The Three Pines actor, 69, talks about his new role as a police detective who’s a ‘little bit different’, his empathy ‘superpower’, and learning about the tragedy of missing indigenous Canadian women and children.
Your detective show Three Pines has you acting with a duck. How did it go?
It went well! My co-star, Clare Coulter, who played Ruth, got on very well with the duck – she had a real empathy for them. I think she quite enjoyed working with them. She worked closely with the duck trainer, as far as one can train a duck.
We’d see her during the day and she’d be with her ducks. I said to her, ‘You spend a lot of time with the ducks?’ And she said, ‘I’m getting to know them. They’re acting in the show as well.’
Chief Inspector Armand Gamache is a refreshing change from the depressing detectives we’ve been served recently…
That’s what makes him a little bit different, a little bit special. We’ve had plenty of troubled and tortured detectives. Now we’ve got a man who is much more interested in why, rather than how, people do these things. He’s a deep thinker, he’s a gentle, caring person but that doesn’t make him any less effective as a detective.
I’ve been quoting my granddaughter, who’s 16, and she said, ‘What’s your superpower?’ And I said, ‘Empathy.’ That’s what I came up with. That’s really the truth of it.
The show is set in Quebec, where it can get extremely cold. Warmed up yet?
I’ve warmed up. We were well looked after in terms of keeping warm because, wow, it’s cold. Every time I complained, for example, I’d be walking on set and I might just say, ‘Oh blimey, it’s cold today.’ There’d always be a Canadian crew member saying, ‘Wait until next month.’ They almost took pride in going, ‘This is nothing, just you wait.’

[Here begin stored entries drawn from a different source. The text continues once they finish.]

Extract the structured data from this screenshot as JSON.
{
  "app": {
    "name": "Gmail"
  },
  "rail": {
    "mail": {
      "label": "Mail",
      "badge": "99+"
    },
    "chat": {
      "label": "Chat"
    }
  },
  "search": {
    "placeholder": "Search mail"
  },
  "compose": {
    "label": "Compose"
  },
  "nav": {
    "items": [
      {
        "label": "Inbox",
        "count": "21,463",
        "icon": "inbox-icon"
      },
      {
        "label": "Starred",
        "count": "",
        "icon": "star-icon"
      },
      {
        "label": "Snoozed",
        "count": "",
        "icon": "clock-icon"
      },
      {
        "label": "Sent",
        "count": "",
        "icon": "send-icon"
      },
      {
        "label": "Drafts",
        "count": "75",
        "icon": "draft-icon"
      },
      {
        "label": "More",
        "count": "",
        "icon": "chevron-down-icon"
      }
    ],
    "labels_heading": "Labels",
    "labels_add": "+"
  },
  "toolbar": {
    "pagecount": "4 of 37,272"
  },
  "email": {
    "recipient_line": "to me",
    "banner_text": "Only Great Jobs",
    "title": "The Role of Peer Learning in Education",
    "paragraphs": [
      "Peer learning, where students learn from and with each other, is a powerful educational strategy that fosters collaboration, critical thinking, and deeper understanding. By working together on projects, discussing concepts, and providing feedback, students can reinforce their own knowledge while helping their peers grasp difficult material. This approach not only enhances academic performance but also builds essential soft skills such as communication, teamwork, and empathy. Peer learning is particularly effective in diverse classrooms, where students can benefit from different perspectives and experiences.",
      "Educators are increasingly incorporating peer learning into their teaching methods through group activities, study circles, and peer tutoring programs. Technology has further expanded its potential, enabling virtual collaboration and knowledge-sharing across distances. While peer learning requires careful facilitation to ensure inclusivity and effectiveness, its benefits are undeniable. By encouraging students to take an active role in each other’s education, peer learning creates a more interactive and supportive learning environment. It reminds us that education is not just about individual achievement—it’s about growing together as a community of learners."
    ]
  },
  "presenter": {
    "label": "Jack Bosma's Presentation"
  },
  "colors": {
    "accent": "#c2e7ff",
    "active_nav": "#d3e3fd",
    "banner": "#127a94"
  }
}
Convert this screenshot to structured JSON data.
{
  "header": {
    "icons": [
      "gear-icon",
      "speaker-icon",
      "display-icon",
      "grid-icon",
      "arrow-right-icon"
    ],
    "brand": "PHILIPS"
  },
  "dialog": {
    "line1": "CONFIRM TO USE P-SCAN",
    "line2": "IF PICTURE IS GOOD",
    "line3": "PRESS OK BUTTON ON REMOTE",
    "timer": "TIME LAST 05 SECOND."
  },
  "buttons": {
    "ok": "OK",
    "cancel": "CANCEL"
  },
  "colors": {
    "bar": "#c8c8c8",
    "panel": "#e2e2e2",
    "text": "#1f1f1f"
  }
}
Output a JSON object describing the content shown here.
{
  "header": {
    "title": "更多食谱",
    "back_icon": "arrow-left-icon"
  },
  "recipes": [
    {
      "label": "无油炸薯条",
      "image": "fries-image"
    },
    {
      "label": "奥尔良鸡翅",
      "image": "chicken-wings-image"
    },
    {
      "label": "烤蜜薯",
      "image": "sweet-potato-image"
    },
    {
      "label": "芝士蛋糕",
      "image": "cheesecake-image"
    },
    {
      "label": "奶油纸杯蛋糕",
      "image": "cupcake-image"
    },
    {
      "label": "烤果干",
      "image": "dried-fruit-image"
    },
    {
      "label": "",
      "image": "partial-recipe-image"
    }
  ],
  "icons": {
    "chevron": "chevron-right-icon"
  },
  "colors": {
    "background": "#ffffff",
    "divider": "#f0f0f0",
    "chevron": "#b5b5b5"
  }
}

Canada’s Indigenous people are a big part of the story. What did you know about them?
I was a little aware of it without doing any kind of deep study of it. But what we became increasingly aware of was this terrible, tragic history of missing Indigenous women and children.
It has been going on for years and years and is only now beginning to come to the surface in the most awful ways with discoveries of mass graves and so on.
How did you get the tone right?
It has become a big part of the conversation in Canadian culture and we knew that doing a show based in Canada, we couldn’t ignore it. But what we didn’t want to do was become the white saviour who comes in and explains everything to everybody.
It was important that those stories were told by the people to whom those stories occurred. They had to have a voice so they could tell their history themselves, so all the Indigenous characters were cast with Indigenous actors.
You speak Spanish and Italian. How did you get on with the French language?
I picked up the old phrase or two. I was still quite confident trying to speak Spanish or Italian but certainly in French I felt very self-conscious. And, of course, I learned very quickly from the Québécois Francophones on the production that Québécois French is very different from European French.
The accent is very different and there are certain words, phrases and colloquialisms that don’t exist anywhere else but here and in French Canada. It’s a lot of fun. I kept telling people that working in Canada was like working in Europe with better manners.
Do you prefer your detective shows to be a little less dark?
I like them all. I’ll watch Wallander any day of the week. But the detective genre on television is a ‘broad church’ – pardon the pun.
There’s room for all sorts from Midsomer Murders and the more light-hearted detective shows such as that wonderful one Richard Griffiths did when he was a chef and part-time investigator… Pie In The Sky!
Then you’ve got all the darker stuff. It’s testament to the enthusiasm there is in the audience for stories. What they all have in common is they have a detective with a quirk that makes him more unique. Armand has that.
Three Pines is based on a series of books by Louise Penny. Did she have much input in it?
The whole process of adapting the books to television was about compromise, and there were certain things that Louise fought against and certain things we fought for, but in the end we reached a happy compromise.
Everybody understands you can never do an absolutely perfect rendition from the page to the stage, because they’re two different beasts. But we’re hoping that rather than the series trying to supplant the books, they will exist in parallel.
When you’re watching detective shows, can you crack the case?
Sometimes I can guess, but not always. Every writer would love to have that reaction at some point when somebody in the audience goes, ‘They did it’ and later you go, ‘Oh s***, I was sure it was him’ after it turns out to be someone else.
When you’re so convinced you know who the villain is and it gets torn away. It’s like a little contest between you and the writer.